Des résultats ont été obtenus. Ainsi, la plaquette que j’avais préparée en 2014 pour recenser tous les programmes français de télévision accessibles en replay depuis l’étranger sans géoblocage a été mise en ligne sur l’ensemble des sites diplomatiques français à travers le monde. Elle a été fréquemment mise à jour depuis. De même, le site de France Télévisions permettant l’accès en replay aux programmes des chaînes du groupe (http://pluzz.francetv.fr) offre désormais un onglet spécifique permettant d’identifier les programmes accessibles depuis l’étranger. Enfin, j’ai obtenu que tous les programmes produits directement par le groupe soient rendus accessibles depuis l’étranger. Par ailleurs, des négociations avec les ayant-droits ont également permis de libérer les droits d’autres programmes pour une diffusion globale. Au final, c’est près de 47% de l’offre actuellement disponible sur francetv pluzz qui est désormais accessible depuis l’étranger.

C’est une première étape. J’en suis heureux, mais je reconnais aussi que ce premier résultat n’est pas suffisant et appelle des progrès. Nombre d’émissions majeures de la télévision française restent inaccessibles depuis l’étranger. C’est par exemple le cas de « Thalassa », « Des racines et des ailes » ou « Envoyé spécial ». Le gouvernement objecte que ces programmes peuvent être vus par la rediffusion opérée par TV5 Monde. C’est vrai, mais il ne s’agit pas de replay. Or, la question soulevée par nombre de compatriotes à l’étranger est précisément celle du replay et donc du géoblocage à travers la localisation de l’adresse IP. Une part de la réponse pour l’avenir réside dans une meilleure maîtrise par France Télévisions de la diffusion des programmes que le groupe commande à des sociétés de production. L’autre part de la réponse dépend de la réforme du marché numérique, annoncée en mai 2016 par la Commission européenne.

La Commission européenne a présenté deux propositions de règlement et de directive sur les services audiovisuels et les droits d’auteur. Ces deux propositions, développées au mois de septembre dernier, entendent compléter et renforcer la portée de la directive « Câble et satellite » (CabSat)de 1993. La directive CabSat a été la base législative gouvernant depuis plus de 20 ans l’allocation, l’émission et la protection des émissions audiovisuelles dans les Etats membres de l’Union européenne. La proposition de règlement de la Commission pose pour principe que les droits pour les services en ligne doivent être acquis par les diffuseurs pour le pays d’origine, les contenus devenant par là-même disponibles en ligne dans le reste de l’Union. Ce serait là l’élément permettant de remettre en question la logique de géoblocage qui contraint le développement du replay à l’international.

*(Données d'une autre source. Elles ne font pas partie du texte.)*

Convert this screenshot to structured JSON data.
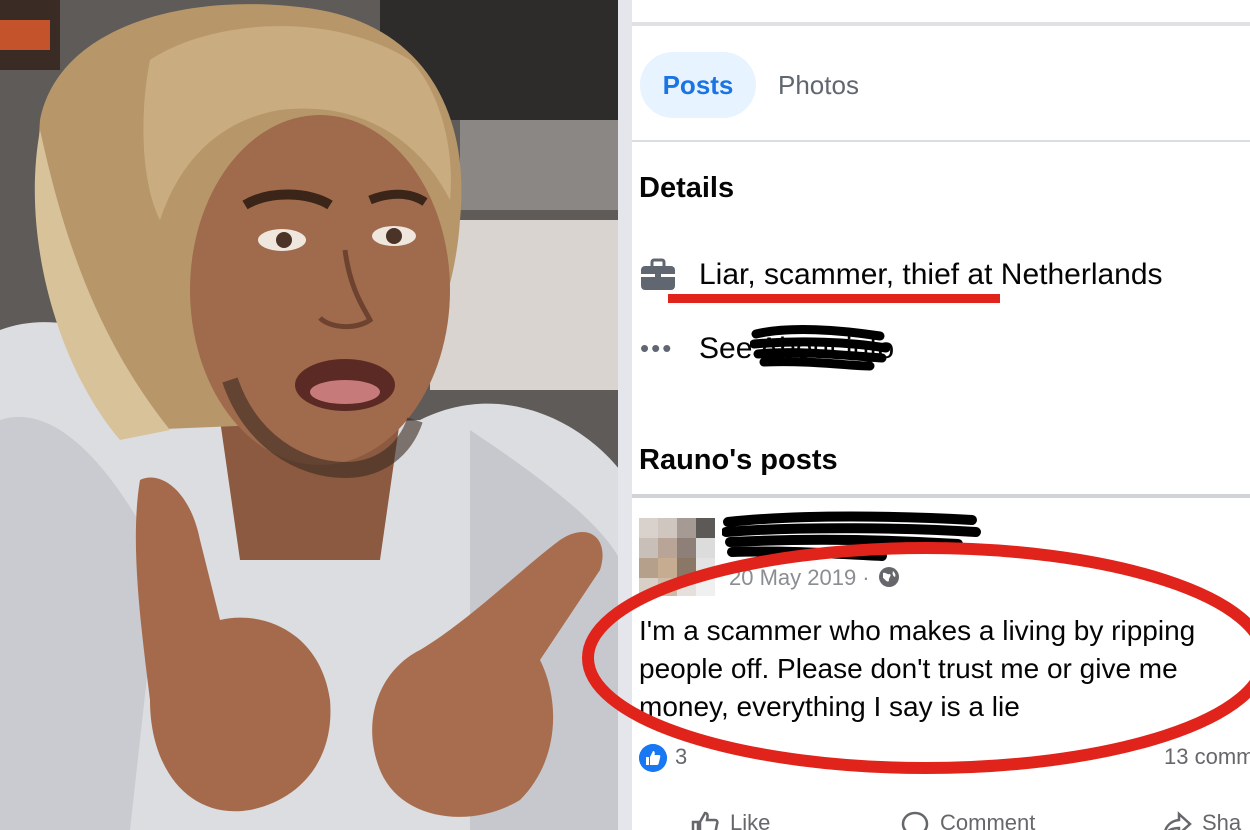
{
  "tabs": [
    {
      "label": "Posts",
      "active": true
    },
    {
      "label": "Photos",
      "active": false
    }
  ],
  "details": {
    "title": "Details",
    "work_text": "Liar, scammer, thief at Netherlands",
    "see_about_text": "See                   About info"
  },
  "posts_section": {
    "title": "Rauno's posts"
  },
  "post": {
    "date": "20 May 2019 ·",
    "text": "I'm a scammer who makes a living by ripping\npeople off. Please don't trust me or give me\nmoney, everything I say is a lie",
    "like_count": "3",
    "comment_count": "13 comm"
  },
  "actions": {
    "like": "Like",
    "comment": "Comment",
    "share": "Sha"
  },
  "icons": {
    "work": "briefcase-icon",
    "more": "more-dots-icon",
    "globe": "globe-icon",
    "like_badge": "thumbs-up-icon"
  },
  "colors": {
    "accent_blue": "#1b74e4",
    "tab_active_bg": "#e7f3ff",
    "annotation_red": "#e0241b"
  }
}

Il est aisé d’imaginer le débat politique que ces deux propositions législatives vont introduire au Conseil de l’Union européenne et au Parlement européen dans les prochains mois. Dans un courrier le 23 décembre 2016, la Ministre de la Culture Audrey Azoulay me rappelait que « la territorialité des droits d’auteur est au fondement même de notre modèle d’exception culturelle ». Elle ajoutait que « le gouvernement est pleinement mobilisé pour défendre ce principe face aux tentatives de création d’un vaste marché commun du numérique, qui tendrait à traiter la création comme n’importe quelle marchandise ». Loin de moi l’idée d’agir contre l’exception culturelle, mais le souci légitime de la protéger ne peut se traduire non plus par une fin de non-recevoir opposée à toute idée d’améliorer l’accès aux programmes de télévision en replay outre-frontière. Il sera du devoir des parlementaires nationaux de suivre ce débat européen attentivement, en lien avec les parlementaires européens, et en contrôlant l’action du gouvernement dans la négociation à Bruxelles.